Tuesday, September 22, 2009

Ready for some football

Today is my dad’s 80th birthday. Seven hundred miles separate us, so we won’t be celebrating together. But today, my thoughts are with him, and I’m thinking about…football.
It’s almost impossible to talk about my dad without talking about football.
He played in high school and for the Air Force. The football stadium in my hometown is named after him. When it was dedicated several years ago, our family snuck in one afternoon to take photos of him underneath his name which had been painted in bold black and red letters.
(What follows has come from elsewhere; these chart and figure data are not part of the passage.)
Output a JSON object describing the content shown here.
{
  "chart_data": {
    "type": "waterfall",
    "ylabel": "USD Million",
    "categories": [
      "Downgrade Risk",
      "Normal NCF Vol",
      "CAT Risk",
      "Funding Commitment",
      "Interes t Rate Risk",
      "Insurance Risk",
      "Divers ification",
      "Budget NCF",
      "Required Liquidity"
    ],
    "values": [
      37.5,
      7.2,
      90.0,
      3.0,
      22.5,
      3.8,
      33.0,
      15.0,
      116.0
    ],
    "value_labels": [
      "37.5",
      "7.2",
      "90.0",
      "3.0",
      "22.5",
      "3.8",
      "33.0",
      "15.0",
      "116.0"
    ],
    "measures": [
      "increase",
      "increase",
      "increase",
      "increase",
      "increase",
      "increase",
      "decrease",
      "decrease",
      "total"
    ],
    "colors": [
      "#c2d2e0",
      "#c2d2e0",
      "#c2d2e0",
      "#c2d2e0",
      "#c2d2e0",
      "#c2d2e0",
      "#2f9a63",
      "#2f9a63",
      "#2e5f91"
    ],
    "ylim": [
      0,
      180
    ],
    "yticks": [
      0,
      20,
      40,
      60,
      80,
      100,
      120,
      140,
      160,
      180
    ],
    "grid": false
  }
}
My dad didn’t think he deserved the honor. The school and the town did. His family did. He had been a middle school guidance counselor, teacher and coach for decades. He was known by generations of families simply as Coach. He coached many sports including girls’ basketball, but he loved football most of all.
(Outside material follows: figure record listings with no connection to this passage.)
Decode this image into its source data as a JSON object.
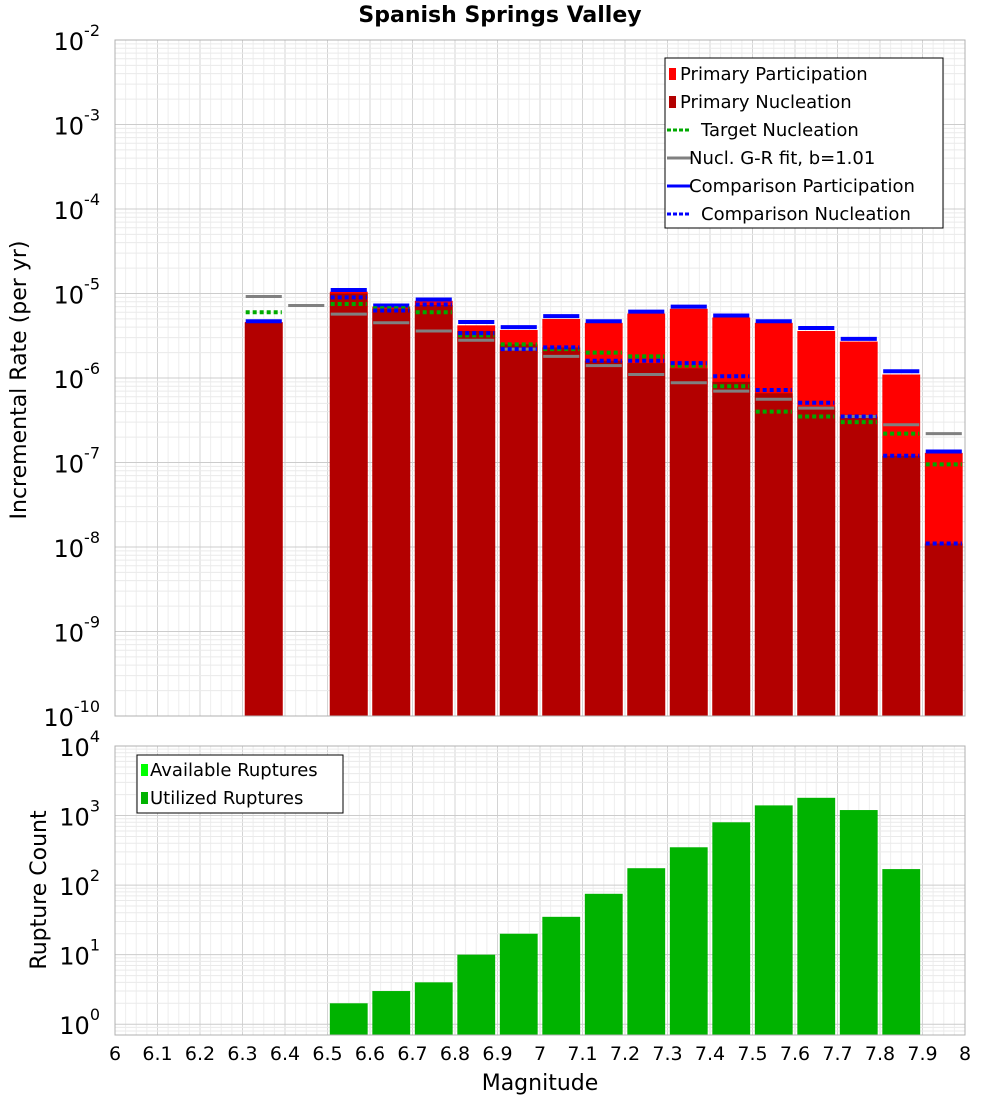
{
  "chart_data": [
    {
      "type": "bar",
      "title": "Spanish Springs Valley",
      "xlabel": "",
      "ylabel": "Incremental Rate (per yr)",
      "x_scale": "linear",
      "y_scale": "log",
      "xlim": [
        6,
        8
      ],
      "ylim": [
        1e-10,
        0.01
      ],
      "y_tick_exponents": [
        -10,
        -9,
        -8,
        -7,
        -6,
        -5,
        -4,
        -3,
        -2
      ],
      "grid": true,
      "legend_position": "top-right",
      "colors": {
        "primary_participation": "#ff0000",
        "primary_nucleation": "#b30000",
        "target_nucleation": "#00aa00",
        "gr_fit": "#808080",
        "comparison": "#0000ff"
      },
      "legend": [
        {
          "label": "Primary Participation",
          "style": "fill",
          "color": "#ff0000"
        },
        {
          "label": "Primary Nucleation",
          "style": "fill",
          "color": "#b30000"
        },
        {
          "label": "Target Nucleation",
          "style": "dotted",
          "color": "#00aa00"
        },
        {
          "label": "Nucl. G-R fit, b=1.01",
          "style": "solid",
          "color": "#808080"
        },
        {
          "label": "Comparison Participation",
          "style": "solid",
          "color": "#0000ff"
        },
        {
          "label": "Comparison Nucleation",
          "style": "dotted",
          "color": "#0000ff"
        }
      ],
      "series": [
        {
          "name": "Primary Participation",
          "x": [
            6.35,
            6.55,
            6.65,
            6.75,
            6.85,
            6.95,
            7.05,
            7.15,
            7.25,
            7.35,
            7.45,
            7.55,
            7.65,
            7.75,
            7.85,
            7.95
          ],
          "values": [
            4.6e-06,
            1.05e-05,
            7e-06,
            8.2e-06,
            4.2e-06,
            3.7e-06,
            5e-06,
            4.5e-06,
            5.8e-06,
            6.6e-06,
            5.2e-06,
            4.5e-06,
            3.6e-06,
            2.7e-06,
            1.1e-06,
            1.3e-07
          ]
        },
        {
          "name": "Primary Nucleation",
          "x": [
            6.35,
            6.55,
            6.65,
            6.75,
            6.85,
            6.95,
            7.05,
            7.15,
            7.25,
            7.35,
            7.45,
            7.55,
            7.65,
            7.75,
            7.85,
            7.95
          ],
          "values": [
            4.5e-06,
            1e-05,
            6.6e-06,
            7.3e-06,
            3.6e-06,
            2.5e-06,
            2.3e-06,
            1.6e-06,
            1.5e-06,
            1.3e-06,
            9e-07,
            6.6e-07,
            4.6e-07,
            3.5e-07,
            1.2e-07,
            1.1e-08
          ]
        },
        {
          "name": "Target Nucleation",
          "x": [
            6.35,
            6.55,
            6.65,
            6.75,
            6.85,
            6.95,
            7.05,
            7.15,
            7.25,
            7.35,
            7.45,
            7.55,
            7.65,
            7.75,
            7.85,
            7.95
          ],
          "values": [
            6e-06,
            7.5e-06,
            6.7e-06,
            6e-06,
            3.2e-06,
            2.5e-06,
            2.2e-06,
            2e-06,
            1.8e-06,
            1.4e-06,
            8e-07,
            4e-07,
            3.5e-07,
            3e-07,
            2.2e-07,
            9.5e-08
          ]
        },
        {
          "name": "Nucl. G-R fit, b=1.01",
          "x": [
            6.35,
            6.45,
            6.55,
            6.65,
            6.75,
            6.85,
            6.95,
            7.05,
            7.15,
            7.25,
            7.35,
            7.45,
            7.55,
            7.65,
            7.75,
            7.85,
            7.95
          ],
          "values": [
            9.2e-06,
            7.2e-06,
            5.7e-06,
            4.5e-06,
            3.6e-06,
            2.8e-06,
            2.2e-06,
            1.8e-06,
            1.4e-06,
            1.1e-06,
            8.8e-07,
            7e-07,
            5.6e-07,
            4.4e-07,
            3.5e-07,
            2.8e-07,
            2.2e-07
          ]
        },
        {
          "name": "Comparison Participation",
          "x": [
            6.35,
            6.55,
            6.65,
            6.75,
            6.85,
            6.95,
            7.05,
            7.15,
            7.25,
            7.35,
            7.45,
            7.55,
            7.65,
            7.75,
            7.85,
            7.95
          ],
          "values": [
            4.7e-06,
            1.1e-05,
            7.2e-06,
            8.5e-06,
            4.6e-06,
            4e-06,
            5.4e-06,
            4.7e-06,
            6.1e-06,
            7e-06,
            5.5e-06,
            4.7e-06,
            3.9e-06,
            2.9e-06,
            1.2e-06,
            1.35e-07
          ]
        },
        {
          "name": "Comparison Nucleation",
          "x": [
            6.55,
            6.65,
            6.75,
            6.85,
            6.95,
            7.05,
            7.15,
            7.25,
            7.35,
            7.45,
            7.55,
            7.65,
            7.75,
            7.85,
            7.95
          ],
          "values": [
            9e-06,
            6.3e-06,
            7.4e-06,
            3.4e-06,
            2.2e-06,
            2.3e-06,
            1.6e-06,
            1.6e-06,
            1.5e-06,
            1.05e-06,
            7.2e-07,
            5.1e-07,
            3.5e-07,
            1.2e-07,
            1.1e-08
          ]
        }
      ]
    },
    {
      "type": "bar",
      "xlabel": "Magnitude",
      "ylabel": "Rupture Count",
      "x_scale": "linear",
      "y_scale": "log",
      "xlim": [
        6,
        8
      ],
      "ylim": [
        0.7,
        10000
      ],
      "y_tick_exponents": [
        0,
        1,
        2,
        3,
        4
      ],
      "x_ticks": [
        "6",
        "6.1",
        "6.2",
        "6.3",
        "6.4",
        "6.5",
        "6.6",
        "6.7",
        "6.8",
        "6.9",
        "7",
        "7.1",
        "7.2",
        "7.3",
        "7.4",
        "7.5",
        "7.6",
        "7.7",
        "7.8",
        "7.9",
        "8"
      ],
      "grid": true,
      "legend_position": "top-left",
      "colors": {
        "available": "#00ff00",
        "utilized": "#00b300"
      },
      "legend": [
        {
          "label": "Available Ruptures",
          "color": "#00ff00"
        },
        {
          "label": "Utilized Ruptures",
          "color": "#00b300"
        }
      ],
      "series": [
        {
          "name": "Utilized Ruptures",
          "x": [
            6.55,
            6.65,
            6.75,
            6.85,
            6.95,
            7.05,
            7.15,
            7.25,
            7.35,
            7.45,
            7.55,
            7.65,
            7.75,
            7.85
          ],
          "values": [
            2,
            3,
            4,
            10,
            20,
            35,
            75,
            175,
            350,
            800,
            1400,
            1800,
            1200,
            170
          ]
        }
      ]
    }
  ]
}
He believed in football. He lived football. He thought football – coached the right way - taught valuable lessons about hard work and team dynamics. He was proud when he got to coach both of my brothers.
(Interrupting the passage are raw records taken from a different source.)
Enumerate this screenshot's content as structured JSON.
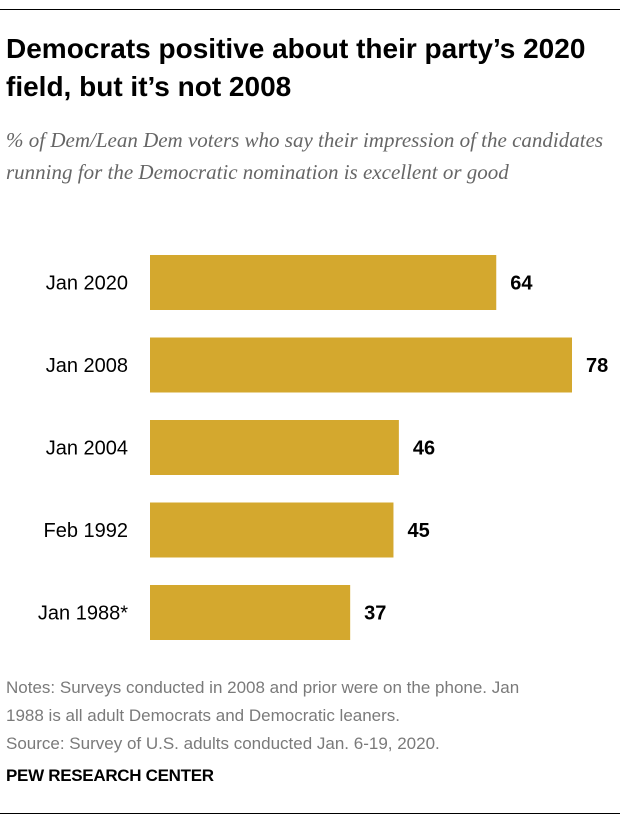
{
  "header": {
    "title": "Democrats positive about their party’s 2020 field, but it’s not 2008",
    "subtitle": "% of Dem/Lean Dem voters who say their impression of the candidates running for the Democratic nomination is excellent or good"
  },
  "chart_data": {
    "type": "bar",
    "orientation": "horizontal",
    "categories": [
      "Jan 2020",
      "Jan 2008",
      "Jan 2004",
      "Feb 1992",
      "Jan 1988*"
    ],
    "values": [
      64,
      78,
      46,
      45,
      37
    ],
    "title": "Democrats positive about their party’s 2020 field, but it’s not 2008",
    "xlabel": "",
    "ylabel": "",
    "xlim": [
      0,
      78
    ],
    "grid": false,
    "legend": "none",
    "bar_color": "#d4a82e"
  },
  "footer": {
    "notes_line1": "Notes: Surveys conducted in 2008 and prior were on the phone. Jan",
    "notes_line2": "1988 is all adult Democrats and Democratic leaners.",
    "source": "Source: Survey of U.S. adults conducted Jan. 6-19, 2020.",
    "org": "PEW RESEARCH CENTER"
  }
}
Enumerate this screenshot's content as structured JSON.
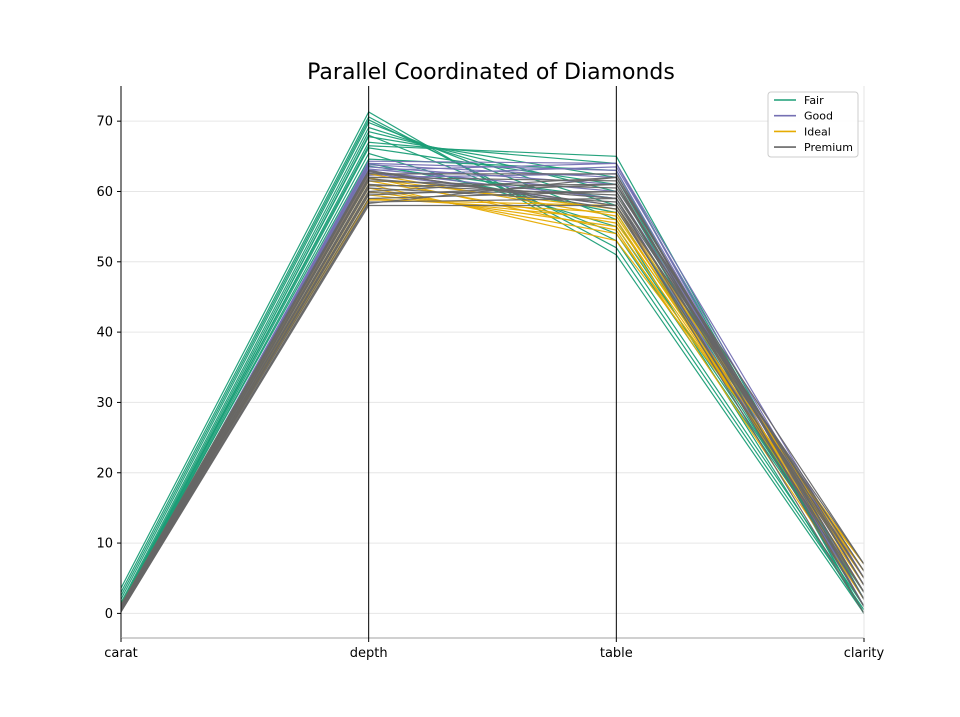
{
  "chart_data": {
    "type": "parallel-coordinates",
    "title": "Parallel Coordinated of Diamonds",
    "axes": [
      "carat",
      "depth",
      "table",
      "clarity"
    ],
    "ylim": [
      -3.5,
      75
    ],
    "yticks": [
      0,
      10,
      20,
      30,
      40,
      50,
      60,
      70
    ],
    "grid": true,
    "legend_position": "top-right",
    "series": [
      {
        "name": "Fair",
        "color": "#1b9e77",
        "lines": [
          [
            3.6,
            71.3,
            51,
            0
          ],
          [
            3.0,
            70.6,
            52,
            0.5
          ],
          [
            2.5,
            70.2,
            53,
            1
          ],
          [
            2.0,
            69.8,
            56,
            0
          ],
          [
            1.5,
            69.1,
            58,
            2
          ],
          [
            1.2,
            68.5,
            60,
            1
          ],
          [
            1.0,
            67.8,
            62,
            0
          ],
          [
            0.9,
            67.0,
            64,
            2
          ],
          [
            0.8,
            66.2,
            61,
            1
          ],
          [
            0.7,
            65.4,
            55,
            3
          ],
          [
            1.1,
            64.6,
            63,
            0
          ],
          [
            0.6,
            64.0,
            57,
            2
          ],
          [
            0.5,
            63.6,
            59,
            1
          ],
          [
            0.7,
            68.0,
            54,
            3
          ],
          [
            1.3,
            66.5,
            65,
            2
          ]
        ]
      },
      {
        "name": "Good",
        "color": "#7570b3",
        "lines": [
          [
            0.3,
            64.3,
            64,
            1
          ],
          [
            0.4,
            64.0,
            63,
            2
          ],
          [
            0.5,
            63.8,
            62,
            3
          ],
          [
            0.6,
            63.5,
            61,
            4
          ],
          [
            0.7,
            63.2,
            60,
            5
          ],
          [
            0.8,
            62.9,
            59,
            2
          ],
          [
            0.9,
            62.6,
            58,
            3
          ],
          [
            1.0,
            62.3,
            63.5,
            4
          ],
          [
            1.1,
            62.0,
            62.5,
            1
          ],
          [
            0.5,
            63.0,
            64,
            5
          ]
        ]
      },
      {
        "name": "Ideal",
        "color": "#e6ab02",
        "lines": [
          [
            0.3,
            61.0,
            53,
            7
          ],
          [
            0.4,
            60.5,
            54,
            6
          ],
          [
            0.5,
            60.0,
            55,
            5
          ],
          [
            0.6,
            59.5,
            56,
            4
          ],
          [
            0.7,
            59.0,
            57,
            3
          ],
          [
            0.8,
            58.8,
            58,
            6
          ],
          [
            0.9,
            61.5,
            55.5,
            7
          ],
          [
            1.0,
            62.0,
            54.5,
            2
          ],
          [
            1.2,
            62.5,
            56.5,
            5
          ],
          [
            0.35,
            61.8,
            57.5,
            6
          ]
        ]
      },
      {
        "name": "Premium",
        "color": "#666666",
        "lines": [
          [
            0.2,
            58.0,
            58,
            0
          ],
          [
            0.3,
            58.5,
            59,
            1
          ],
          [
            0.4,
            59.0,
            60,
            2
          ],
          [
            0.5,
            59.5,
            61,
            3
          ],
          [
            0.6,
            60.0,
            62,
            4
          ],
          [
            0.7,
            60.5,
            58.5,
            5
          ],
          [
            0.8,
            61.0,
            59.5,
            6
          ],
          [
            0.9,
            61.5,
            60.5,
            7
          ],
          [
            1.0,
            62.0,
            61.5,
            1
          ],
          [
            1.1,
            62.5,
            62.5,
            2
          ],
          [
            1.2,
            63.0,
            57.5,
            3
          ],
          [
            0.3,
            59.8,
            60,
            4
          ],
          [
            0.45,
            60.8,
            61,
            5
          ],
          [
            0.55,
            61.8,
            59,
            6
          ],
          [
            0.65,
            62.8,
            58,
            7
          ],
          [
            0.25,
            58.3,
            62,
            3
          ]
        ]
      }
    ]
  }
}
He worked every weekend during the high school football season, and when that season was over, followed teams on TV. Sunday afternoon football games on TV were the music of my childhood.
My dad followed football at all levels - high school, college and the pros - even when he retired from coaching. He knew – and still knows - every player from his home state who went on to college fame and those who went further, to the pros. After he transitioned from coaching to the athletic director position at his school, he still lived for football, offering his experience whenever it was requested. After he retired, he still lived for football, teaching coaching classes at a community college.
In retirement, it was the football he missed the most. He still attended high school games in his hometown, but he had to sit in the stadium beneath his name instead of standing on the sideline, closer to the action.
When my brother became a football coach in a small town about an hour from my parents’, a new football ritual was started; a priceless gift for my dad. For several years, my parents have traveled every Friday night to cheer on their new adopted team. After each game, my dad, not my brother, calls to give me a report.
My brother has started a new season with a young team – all his starters were seniors last year, my dad reports. “It’s going to be tough, a building season,” he tells me. “But they look pretty good.”
So do you, Dad. So do you.

1 comment:

  1. Very nice piece Deb!, you should be proud of your Dad(and your writing).C.